I recorded Noble Art and M C Saga has gate-crashed with some of his moves and double-bass playing. It was originally called Questionably Sane as a reference to my propensity for twat-tantrums:

Questionably Sane, throws the toys out of his pram again.
Yet another Temper tantrum.

I wanted to record it because of all current interest in the wellbeing of frontline NHS workers. I’ve got it easy because I work part time, but there are still harrowing moments. I wrote it when I was really struggling as a junior doctor.

Oh Noble Noble Art
Save a body and take my soul
Wrap me up and swallow me whole
Oh solo meo

The chairman verse is a reference to being Chairman of t’Allotment Association:

The Chairman negotiates
To save this sorry state
Pigeon fanciers unite
Off my land. Off my land!

My favourite bit of the video is Louise snuffling in the background – completely disinterested and oblivious to the artistic proceedings.

Sam and Tyler recording


On Saturday, t’support bubble of me, Elias, Sam and Tyler met up to mess about with music. We tried out the new synth and didn’t get a lot done. Afterwards, fortified by robust wines and ales, we reminisced about The Strange and watched loads of old videos. I got the tapes (they’re MD data discs actually) of the album out and we listened to the lot back to back and it sounded awesome – increasingly fortified as the listening progressed, we were enthused about finishing it.

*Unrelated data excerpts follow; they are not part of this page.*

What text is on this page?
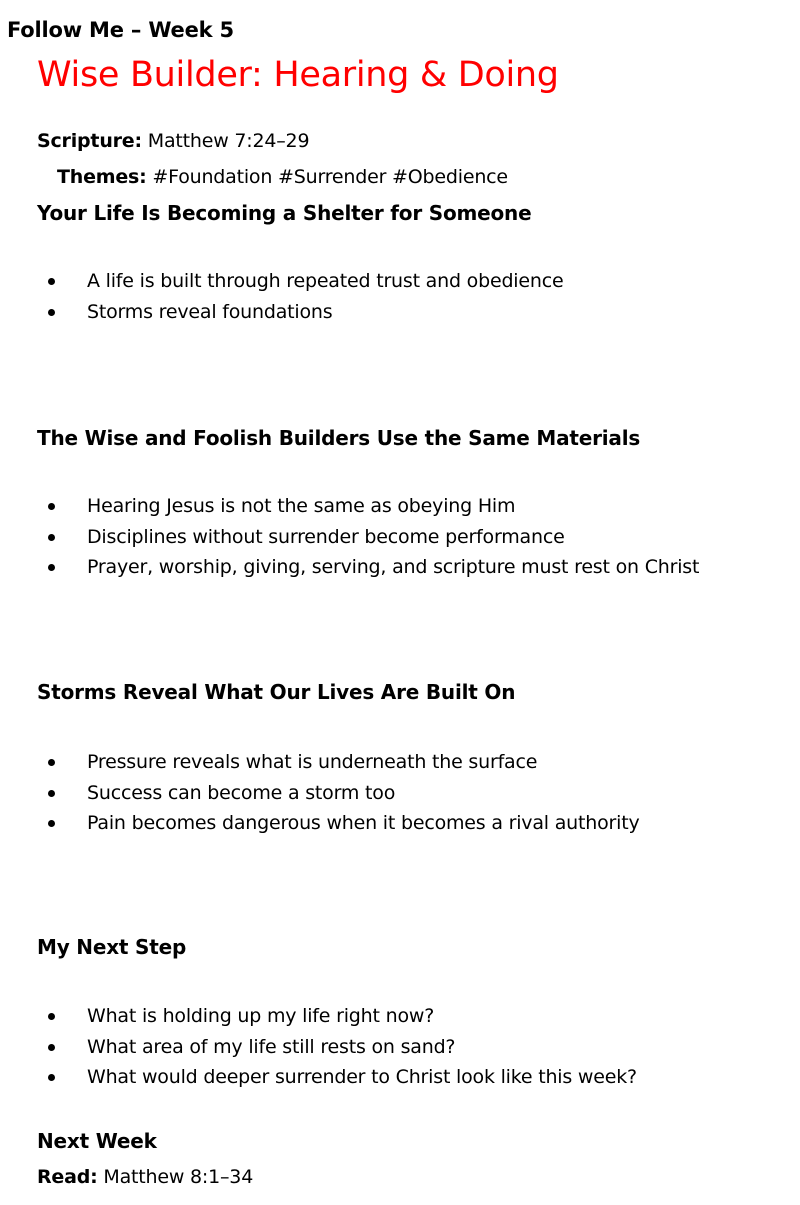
Follow Me – Week 5
Wise Builder: Hearing & Doing
Scripture: Matthew 7:24–29
Themes: #Foundation #Surrender #Obedience
Your Life Is Becoming a Shelter for Someone
A life is built through repeated trust and obedience
Storms reveal foundations
The Wise and Foolish Builders Use the Same Materials
Hearing Jesus is not the same as obeying Him
Disciplines without surrender become performance
Prayer, worship, giving, serving, and scripture must rest on Christ
Storms Reveal What Our Lives Are Built On
Pressure reveals what is underneath the surface
Success can become a storm too
Pain becomes dangerous when it becomes a rival authority
My Next Step
What is holding up my life right now?
What area of my life still rests on sand?
What would deeper surrender to Christ look like this week?
Next Week
Read: Matthew 8:1–34
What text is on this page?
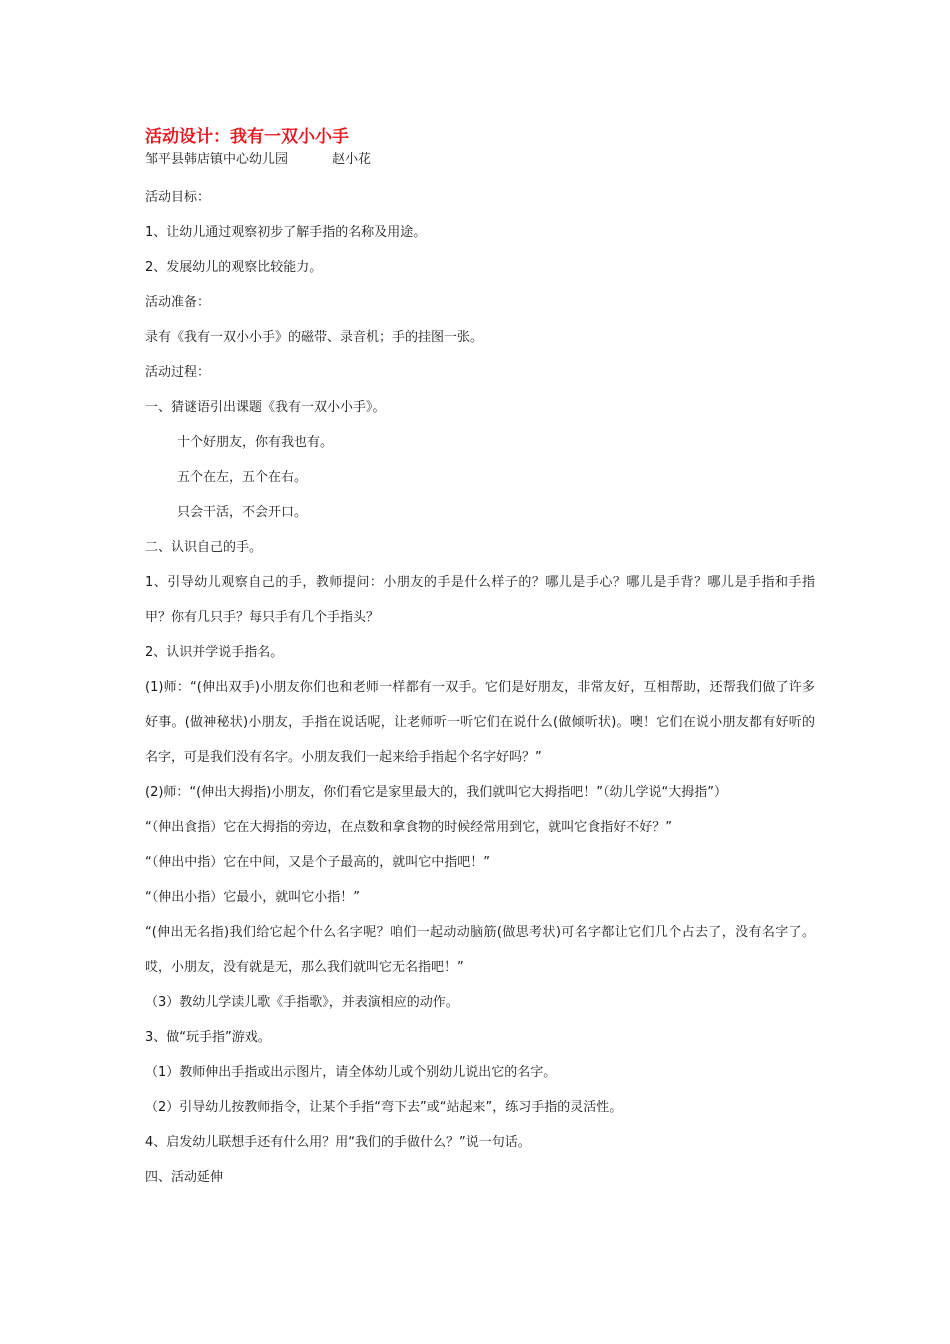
活动设计：我有一双小小手

邹平县韩店镇中心幼儿园	赵小花

活动目标：

1、让幼儿通过观察初步了解手指的名称及用途。

2、发展幼儿的观察比较能力。

活动准备：

录有《我有一双小小手》的磁带、录音机；手的挂图一张。

活动过程：

一、猜谜语引出课题《我有一双小小手》。

十个好朋友，你有我也有。

五个在左，五个在右。

只会干活，不会开口。

二、认识自己的手。

1、引导幼儿观察自己的手，教师提问：小朋友的手是什么样子的？哪儿是手心？哪儿是手背？哪儿是手指和手指甲？你有几只手？每只手有几个手指头？

2、认识并学说手指名。

(1)师：“(伸出双手)小朋友你们也和老师一样都有一双手。它们是好朋友，非常友好，互相帮助，还帮我们做了许多好事。(做神秘状)小朋友，手指在说话呢，让老师听一听它们在说什么(做倾听状)。噢！它们在说小朋友都有好听的名字，可是我们没有名字。小朋友我们一起来给手指起个名字好吗？”

(2)师：“(伸出大拇指)小朋友，你们看它是家里最大的，我们就叫它大拇指吧！”（幼儿学说“大拇指”）

“（伸出食指）它在大拇指的旁边，在点数和拿食物的时候经常用到它，就叫它食指好不好？”

“（伸出中指）它在中间，又是个子最高的，就叫它中指吧！”

“（伸出小指）它最小，就叫它小指！”

“(伸出无名指)我们给它起个什么名字呢？咱们一起动动脑筋(做思考状)可名字都让它们几个占去了，没有名字了。哎，小朋友，没有就是无，那么我们就叫它无名指吧！”

（3）教幼儿学读儿歌《手指歌》，并表演相应的动作。

3、做“玩手指”游戏。

（1）教师伸出手指或出示图片，请全体幼儿或个别幼儿说出它的名字。

（2）引导幼儿按教师指令，让某个手指“弯下去”或“站起来”，练习手指的灵活性。

4、启发幼儿联想手还有什么用？用“我们的手做什么？”说一句话。

四、活动延伸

On Monday, Sam came and banged down the vocals for the first 10 songs – he was singing so loud, that there was natural reverb coming from in here and the kitchen. 

The second session (5 songs in total) needs the drums bouncing down, then bass, vocals and second guitar. Hopefully we’ll have it done in a couple of weeks. It’s exciting. It would be great to get a reminder of such a special time out there to a wider audience.

It’s the 12 month anniversary of our special punk gig. None of us imagined that it would be our last for the foreseeable future.

When the time comes, we’ll play out of the back of the van – anywhere and everywhere. No Tory fucker is going to tell us what we can and can’t do.